Monster Hunter Wilds, lancé en fanfare avec 10 millions d’exemplaires vendus en un mois, traverse une période compliquée. Derrière ce succès commercial fulgurant, la grogne des joueurs ne faiblit pas, au point de faire chuter sa note utilisateur Steam à un inquiétant 59 %, avec seulement 19 % de commentaires positifs ces derniers jours.
Un lancement qui s’est bien vendu… mais mal digéré
Difficile d’imaginer en voyant les chiffres de vente que Monster Hunter Wilds traverse une tourmente communautaire. Et pourtant, depuis sa sortie, les critiques pleuvent. Le contraste est brutal : meilleur démarrage sur Steam en 2025, cinq jeux les plus joués de la plateforme confondus, et en parallèle des évaluations qui s’effondrent.
Le jeu a atteint un impressionnant palier de 10 millions de ventes en un mois, ce qui aurait pu cimenter sa place dans les annales du jeu d’action multijoueur. Mais sur le terrain, les retours sont tout sauf enthousiastes.
La note utilisateur est passée de 62 % fin mai à 59 % actuellement, et la dynamique ne va pas dans le bon sens. Pire encore, la tendance des derniers jours montre que seuls 19 % des évaluations sont positives, ce qui classe le jeu comme « extrêmement négatif » sur Steam.

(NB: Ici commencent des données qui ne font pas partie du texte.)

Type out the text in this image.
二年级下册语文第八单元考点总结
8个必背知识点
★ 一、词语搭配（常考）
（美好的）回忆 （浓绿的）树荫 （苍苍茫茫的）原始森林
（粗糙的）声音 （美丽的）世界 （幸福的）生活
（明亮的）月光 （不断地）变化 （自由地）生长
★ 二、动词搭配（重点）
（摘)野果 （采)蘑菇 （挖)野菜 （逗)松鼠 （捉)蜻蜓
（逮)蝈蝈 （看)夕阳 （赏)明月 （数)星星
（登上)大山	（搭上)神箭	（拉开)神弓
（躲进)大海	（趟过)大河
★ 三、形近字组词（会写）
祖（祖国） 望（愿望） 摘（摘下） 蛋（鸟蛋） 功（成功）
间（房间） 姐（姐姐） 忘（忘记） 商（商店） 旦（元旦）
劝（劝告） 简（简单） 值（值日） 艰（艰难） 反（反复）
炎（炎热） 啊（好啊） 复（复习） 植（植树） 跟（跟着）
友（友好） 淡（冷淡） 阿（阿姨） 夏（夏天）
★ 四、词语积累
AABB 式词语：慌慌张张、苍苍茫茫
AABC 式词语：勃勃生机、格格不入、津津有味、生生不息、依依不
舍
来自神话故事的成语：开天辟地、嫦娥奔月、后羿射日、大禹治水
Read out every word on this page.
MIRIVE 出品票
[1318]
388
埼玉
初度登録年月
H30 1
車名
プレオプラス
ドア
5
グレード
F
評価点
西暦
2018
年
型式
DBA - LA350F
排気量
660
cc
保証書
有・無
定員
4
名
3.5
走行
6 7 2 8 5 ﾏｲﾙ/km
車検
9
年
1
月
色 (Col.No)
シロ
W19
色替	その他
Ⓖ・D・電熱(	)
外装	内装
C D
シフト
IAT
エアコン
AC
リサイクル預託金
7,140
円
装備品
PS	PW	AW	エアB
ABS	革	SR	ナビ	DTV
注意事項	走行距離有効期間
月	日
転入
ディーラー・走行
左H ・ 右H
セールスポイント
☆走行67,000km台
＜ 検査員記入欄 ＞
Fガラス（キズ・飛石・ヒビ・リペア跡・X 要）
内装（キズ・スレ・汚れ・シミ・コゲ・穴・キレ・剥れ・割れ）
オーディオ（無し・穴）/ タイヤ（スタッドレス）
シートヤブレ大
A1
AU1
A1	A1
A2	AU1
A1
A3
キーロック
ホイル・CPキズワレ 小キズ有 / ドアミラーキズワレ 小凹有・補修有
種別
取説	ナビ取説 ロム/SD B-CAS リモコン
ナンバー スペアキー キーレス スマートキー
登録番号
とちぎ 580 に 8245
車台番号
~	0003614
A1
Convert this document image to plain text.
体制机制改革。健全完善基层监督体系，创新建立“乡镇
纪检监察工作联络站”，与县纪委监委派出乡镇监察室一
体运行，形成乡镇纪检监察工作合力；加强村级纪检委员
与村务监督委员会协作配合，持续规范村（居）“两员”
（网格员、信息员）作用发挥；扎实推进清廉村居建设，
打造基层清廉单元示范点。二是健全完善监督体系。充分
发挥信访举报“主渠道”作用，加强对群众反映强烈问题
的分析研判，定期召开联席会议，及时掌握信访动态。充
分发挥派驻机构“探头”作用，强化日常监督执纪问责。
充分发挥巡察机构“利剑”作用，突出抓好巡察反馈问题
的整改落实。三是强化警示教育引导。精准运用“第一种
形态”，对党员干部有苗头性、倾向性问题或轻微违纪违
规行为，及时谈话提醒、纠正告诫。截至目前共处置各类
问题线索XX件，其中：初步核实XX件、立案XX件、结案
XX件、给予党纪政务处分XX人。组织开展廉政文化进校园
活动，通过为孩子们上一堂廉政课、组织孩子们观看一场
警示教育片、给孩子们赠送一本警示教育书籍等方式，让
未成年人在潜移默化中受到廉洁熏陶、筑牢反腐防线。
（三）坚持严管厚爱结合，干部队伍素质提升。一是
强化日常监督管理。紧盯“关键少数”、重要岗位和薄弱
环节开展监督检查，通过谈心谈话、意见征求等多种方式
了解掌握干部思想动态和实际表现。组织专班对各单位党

Un contenu jugé trop léger et peu inspiré
L’un des reproches qui revient sans cesse, c’est la pauvreté du contenu par rapport à Monster Hunter: World. Là où son grand frère proposait un bestiaire dense, complexe et régulièrement enrichi, Wilds semble arriver avec une offre qui laisse sur sa faim. Certains joueurs utilisent même le mot « vide » pour décrire l’expérience.
Le jeu est aussi critiqué pour son manque de difficulté, un comble quand une bonne partie du plaisir de Monster Hunter repose justement sur la prise en main des patterns ennemis et la progression par l’échec. Or ici, les affrontements seraient trop mous, sans identité marquante ni tension.
À cela s’ajoute un zéro pointé sur l’innovation de l’open-world, pourtant mise en avant avant la sortie. Ce système censé révolutionner la structure habituelle peine à convaincre manette en main. Beaucoup estiment que ce monde ouvert n’est qu’une illusion de liberté, mal exploitée et mal intégrée aux combats.
Une technique en retard, un DRM qui fait grincer et un multi désastreux
Le jeu souffre aussi de problèmes techniques réguliers. Les mauvaises optimisations sont pointées du doigt par les joueurs sur configuration moyenne, mais aussi par certains avec des machines plus costaudes.
À cela vient s’ajouter la présence de Denuvo, un DRM notoirement impopulaire qui alimente régulièrement les controverses et est accusé par certains d’avoir un impact sur les performances.
Et le clou dans la plaie pour beaucoup, c’est le côté multijoueur, que certains estiment « cassé ». Les sessions entre amis seraient souvent instables, voire impossibles, tuant une grande partie du plaisir coopératif qui faisait la beauté des épisodes précédents.
Un prix qui pique et des comparaisons qui fâchent
Un autre point régulièrement soulevé concerne le tarif du jeu. Proposé à 70 €, Monster Hunter Wilds est jugé trop cher au regard de ce qu’il propose. D’autant plus quand Monster Hunter: World, bien plus dense et stable, coûte aujourd’hui bien moins cher, avec des réductions régulières pendant les soldes Steam. Résultat, une partie des joueurs préfèrent retourner à World, qui enregistre encore de beaux pics de fréquentation malgré les années.
Petit détail qui en dit long : Wilds n’a même pas réussi à dépasser son prédécesseur en nombre de joueurs actifs. Il affiche désormais un pic de 16 900 joueurs en 24h, contre plus de 26 000 pour World.
Les griefs les plus souvent cités par la communauté :
- Manque de contenu varié et combats peu marquants
- Difficulté trop basse
- Open-world décevant
- Multijoueur instable
- Mauvaise optimisation technique
- Présence du DRM Denuvo
- Un prix jugé trop élevé pour la qualité proposée
Un succès commercial au goût amer
Le verdict de la communauté est rude : pour beaucoup, Monster Hunter Wilds représente un des plus gros « gâchis » de l’année. Le jeu peut bien empiler les ventes, si les joueurs désertent rapidement à cause d’une expérience bancale, alors la réussite est purement financière, pas ludique.
Certains vont même jusqu’à le qualifier de « réussite commerciale et fiasco total côté joueur ». Une étiquette redoutable, surtout pour une série qui avait jusque-là un quasi sans-faute.